METHODS: Twenty patients with major depression recovering from a recent myocardial infarction were matched with 20 nondepressed post–myocardial infarction patients on age and sex, and all underwent 24-hour Holter monitoring.

RESULTS: There were no differences between groups on average heart rate, heart rate variability, or other electrocardiographic measures. However, the QT interval showed significantly greater variability in the depressed than in the nondepressed group, especially at midnight and at 6:00 AM.

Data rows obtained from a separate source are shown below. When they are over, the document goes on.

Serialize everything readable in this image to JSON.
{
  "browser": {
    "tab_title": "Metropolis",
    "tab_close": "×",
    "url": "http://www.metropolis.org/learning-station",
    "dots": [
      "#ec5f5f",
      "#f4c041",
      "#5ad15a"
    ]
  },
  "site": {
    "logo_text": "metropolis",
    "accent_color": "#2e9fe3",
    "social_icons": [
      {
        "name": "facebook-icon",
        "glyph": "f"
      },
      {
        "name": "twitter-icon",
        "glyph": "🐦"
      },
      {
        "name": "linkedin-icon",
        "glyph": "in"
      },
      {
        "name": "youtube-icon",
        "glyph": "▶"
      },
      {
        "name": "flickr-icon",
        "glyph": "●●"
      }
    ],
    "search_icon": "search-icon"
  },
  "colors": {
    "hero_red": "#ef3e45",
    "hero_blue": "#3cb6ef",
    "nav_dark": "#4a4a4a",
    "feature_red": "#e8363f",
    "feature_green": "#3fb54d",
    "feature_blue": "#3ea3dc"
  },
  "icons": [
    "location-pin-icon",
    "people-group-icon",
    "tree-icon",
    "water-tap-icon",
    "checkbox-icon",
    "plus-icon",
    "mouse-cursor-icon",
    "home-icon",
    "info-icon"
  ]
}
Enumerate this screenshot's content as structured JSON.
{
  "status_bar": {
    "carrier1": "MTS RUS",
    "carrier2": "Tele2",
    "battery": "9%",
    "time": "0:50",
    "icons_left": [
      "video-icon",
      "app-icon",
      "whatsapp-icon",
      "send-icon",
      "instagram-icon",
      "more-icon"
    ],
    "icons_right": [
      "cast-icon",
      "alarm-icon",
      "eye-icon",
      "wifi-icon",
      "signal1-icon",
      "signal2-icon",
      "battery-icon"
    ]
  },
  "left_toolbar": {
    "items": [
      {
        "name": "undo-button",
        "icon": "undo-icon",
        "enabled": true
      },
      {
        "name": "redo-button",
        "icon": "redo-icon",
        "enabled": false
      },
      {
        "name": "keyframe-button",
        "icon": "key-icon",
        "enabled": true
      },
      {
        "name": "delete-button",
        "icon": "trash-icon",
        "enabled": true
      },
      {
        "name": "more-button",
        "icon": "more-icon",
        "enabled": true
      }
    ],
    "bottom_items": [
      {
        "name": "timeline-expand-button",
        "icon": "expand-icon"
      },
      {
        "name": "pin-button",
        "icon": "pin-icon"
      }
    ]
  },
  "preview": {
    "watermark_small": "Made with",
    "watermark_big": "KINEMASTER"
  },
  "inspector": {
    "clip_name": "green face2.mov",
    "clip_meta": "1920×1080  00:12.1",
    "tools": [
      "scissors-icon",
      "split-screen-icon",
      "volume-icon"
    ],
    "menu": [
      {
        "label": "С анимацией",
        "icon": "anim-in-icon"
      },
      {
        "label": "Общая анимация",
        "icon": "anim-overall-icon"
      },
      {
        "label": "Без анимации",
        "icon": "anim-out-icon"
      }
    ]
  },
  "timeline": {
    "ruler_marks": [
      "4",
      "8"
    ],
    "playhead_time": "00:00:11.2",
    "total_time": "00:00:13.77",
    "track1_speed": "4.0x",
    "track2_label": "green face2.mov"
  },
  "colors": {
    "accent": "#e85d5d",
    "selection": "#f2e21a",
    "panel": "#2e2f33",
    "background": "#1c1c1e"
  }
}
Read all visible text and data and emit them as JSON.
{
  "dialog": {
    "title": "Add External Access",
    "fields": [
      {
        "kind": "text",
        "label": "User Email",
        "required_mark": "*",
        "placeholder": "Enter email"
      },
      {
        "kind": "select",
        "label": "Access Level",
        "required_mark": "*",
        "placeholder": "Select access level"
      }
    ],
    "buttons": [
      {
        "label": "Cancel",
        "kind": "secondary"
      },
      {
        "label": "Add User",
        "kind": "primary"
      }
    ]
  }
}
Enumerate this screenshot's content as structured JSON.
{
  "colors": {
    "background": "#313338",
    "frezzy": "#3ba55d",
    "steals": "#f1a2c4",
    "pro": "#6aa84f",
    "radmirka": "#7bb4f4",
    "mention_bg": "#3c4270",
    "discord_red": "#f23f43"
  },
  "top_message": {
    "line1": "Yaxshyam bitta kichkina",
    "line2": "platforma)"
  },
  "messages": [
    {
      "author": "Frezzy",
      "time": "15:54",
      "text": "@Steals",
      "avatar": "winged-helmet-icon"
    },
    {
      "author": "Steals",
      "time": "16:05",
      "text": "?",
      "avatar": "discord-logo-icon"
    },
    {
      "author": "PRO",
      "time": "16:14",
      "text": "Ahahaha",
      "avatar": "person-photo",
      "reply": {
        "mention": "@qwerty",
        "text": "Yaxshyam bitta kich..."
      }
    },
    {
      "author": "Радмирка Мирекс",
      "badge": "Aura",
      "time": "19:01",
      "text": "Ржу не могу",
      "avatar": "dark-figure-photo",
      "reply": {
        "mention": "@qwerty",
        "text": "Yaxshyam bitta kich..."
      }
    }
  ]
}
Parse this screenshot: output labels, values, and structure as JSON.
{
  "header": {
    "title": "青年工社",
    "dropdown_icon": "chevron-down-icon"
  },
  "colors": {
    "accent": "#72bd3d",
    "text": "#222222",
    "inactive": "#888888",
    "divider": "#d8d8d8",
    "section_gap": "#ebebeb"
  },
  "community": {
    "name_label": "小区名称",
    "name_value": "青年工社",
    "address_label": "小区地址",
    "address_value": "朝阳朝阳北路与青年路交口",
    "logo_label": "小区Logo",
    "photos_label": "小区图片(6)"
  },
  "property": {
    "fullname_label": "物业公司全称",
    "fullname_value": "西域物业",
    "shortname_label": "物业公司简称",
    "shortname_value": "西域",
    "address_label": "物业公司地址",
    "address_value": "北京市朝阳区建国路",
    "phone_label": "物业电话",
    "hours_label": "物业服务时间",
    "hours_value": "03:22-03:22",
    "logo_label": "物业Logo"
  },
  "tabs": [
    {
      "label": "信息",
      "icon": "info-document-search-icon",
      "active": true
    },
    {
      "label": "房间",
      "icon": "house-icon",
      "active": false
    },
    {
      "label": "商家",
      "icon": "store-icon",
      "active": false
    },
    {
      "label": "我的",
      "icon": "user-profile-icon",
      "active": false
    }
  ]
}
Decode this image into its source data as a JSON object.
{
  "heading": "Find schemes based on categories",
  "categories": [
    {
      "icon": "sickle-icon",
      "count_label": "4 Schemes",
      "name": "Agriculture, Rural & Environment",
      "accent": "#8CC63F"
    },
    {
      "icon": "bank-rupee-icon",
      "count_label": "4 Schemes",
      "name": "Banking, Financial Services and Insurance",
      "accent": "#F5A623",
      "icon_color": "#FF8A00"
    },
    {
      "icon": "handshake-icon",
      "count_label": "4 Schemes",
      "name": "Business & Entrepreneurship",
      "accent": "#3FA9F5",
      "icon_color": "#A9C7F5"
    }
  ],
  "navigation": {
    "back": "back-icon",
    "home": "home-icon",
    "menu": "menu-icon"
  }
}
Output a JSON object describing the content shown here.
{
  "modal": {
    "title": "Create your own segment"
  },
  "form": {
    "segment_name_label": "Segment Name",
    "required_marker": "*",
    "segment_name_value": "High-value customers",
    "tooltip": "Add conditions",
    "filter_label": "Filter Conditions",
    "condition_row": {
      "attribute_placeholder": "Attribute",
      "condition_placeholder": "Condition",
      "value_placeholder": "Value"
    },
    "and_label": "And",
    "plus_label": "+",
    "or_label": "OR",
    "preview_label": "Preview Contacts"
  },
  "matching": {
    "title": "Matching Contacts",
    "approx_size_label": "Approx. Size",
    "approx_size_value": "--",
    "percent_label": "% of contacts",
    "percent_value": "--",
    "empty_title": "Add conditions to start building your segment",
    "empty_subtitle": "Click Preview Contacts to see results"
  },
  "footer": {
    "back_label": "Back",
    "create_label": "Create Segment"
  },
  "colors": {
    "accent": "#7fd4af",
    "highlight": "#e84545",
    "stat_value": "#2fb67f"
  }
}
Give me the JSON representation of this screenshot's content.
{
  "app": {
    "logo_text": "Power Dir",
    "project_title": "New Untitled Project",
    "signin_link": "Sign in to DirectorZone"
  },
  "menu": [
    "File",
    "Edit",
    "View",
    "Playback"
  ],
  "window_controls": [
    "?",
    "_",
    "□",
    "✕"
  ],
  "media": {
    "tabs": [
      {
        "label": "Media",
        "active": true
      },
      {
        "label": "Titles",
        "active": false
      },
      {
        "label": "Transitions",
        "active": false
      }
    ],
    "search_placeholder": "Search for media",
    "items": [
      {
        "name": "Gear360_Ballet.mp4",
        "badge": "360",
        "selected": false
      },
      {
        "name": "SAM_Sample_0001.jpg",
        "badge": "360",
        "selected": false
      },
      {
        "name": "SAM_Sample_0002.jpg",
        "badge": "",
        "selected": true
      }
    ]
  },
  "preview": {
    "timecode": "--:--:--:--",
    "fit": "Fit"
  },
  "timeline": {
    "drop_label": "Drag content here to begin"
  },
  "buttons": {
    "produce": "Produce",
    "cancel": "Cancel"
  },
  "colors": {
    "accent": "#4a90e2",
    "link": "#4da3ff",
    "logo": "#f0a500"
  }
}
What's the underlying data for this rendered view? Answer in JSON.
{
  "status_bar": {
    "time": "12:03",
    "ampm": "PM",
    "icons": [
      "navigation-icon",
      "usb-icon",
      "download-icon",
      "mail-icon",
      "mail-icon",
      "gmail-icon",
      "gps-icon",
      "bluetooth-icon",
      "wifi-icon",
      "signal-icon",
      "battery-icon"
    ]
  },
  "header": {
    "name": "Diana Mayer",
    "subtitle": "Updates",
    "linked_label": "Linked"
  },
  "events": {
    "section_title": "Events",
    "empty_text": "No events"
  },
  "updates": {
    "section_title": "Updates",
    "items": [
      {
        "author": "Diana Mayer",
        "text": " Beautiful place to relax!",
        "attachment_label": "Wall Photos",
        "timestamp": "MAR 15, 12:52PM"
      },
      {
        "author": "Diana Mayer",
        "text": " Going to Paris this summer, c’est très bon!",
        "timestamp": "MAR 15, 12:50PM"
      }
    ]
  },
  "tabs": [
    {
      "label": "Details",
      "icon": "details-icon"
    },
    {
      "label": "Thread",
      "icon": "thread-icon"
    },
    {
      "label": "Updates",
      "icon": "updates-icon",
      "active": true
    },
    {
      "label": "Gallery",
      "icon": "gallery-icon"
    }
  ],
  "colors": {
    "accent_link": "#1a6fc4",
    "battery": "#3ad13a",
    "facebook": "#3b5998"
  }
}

CONCLUSIONS: Depressed post–myocardial infarction patients may be at greater risk for sudden cardiac death as a result of abnormalities in ventricular repolarization. More work is needed to determine the clinical and prognostic significance of QT variability in these patients.

Key Words: psychiatric depression, • myocardial infarction, • QT interval.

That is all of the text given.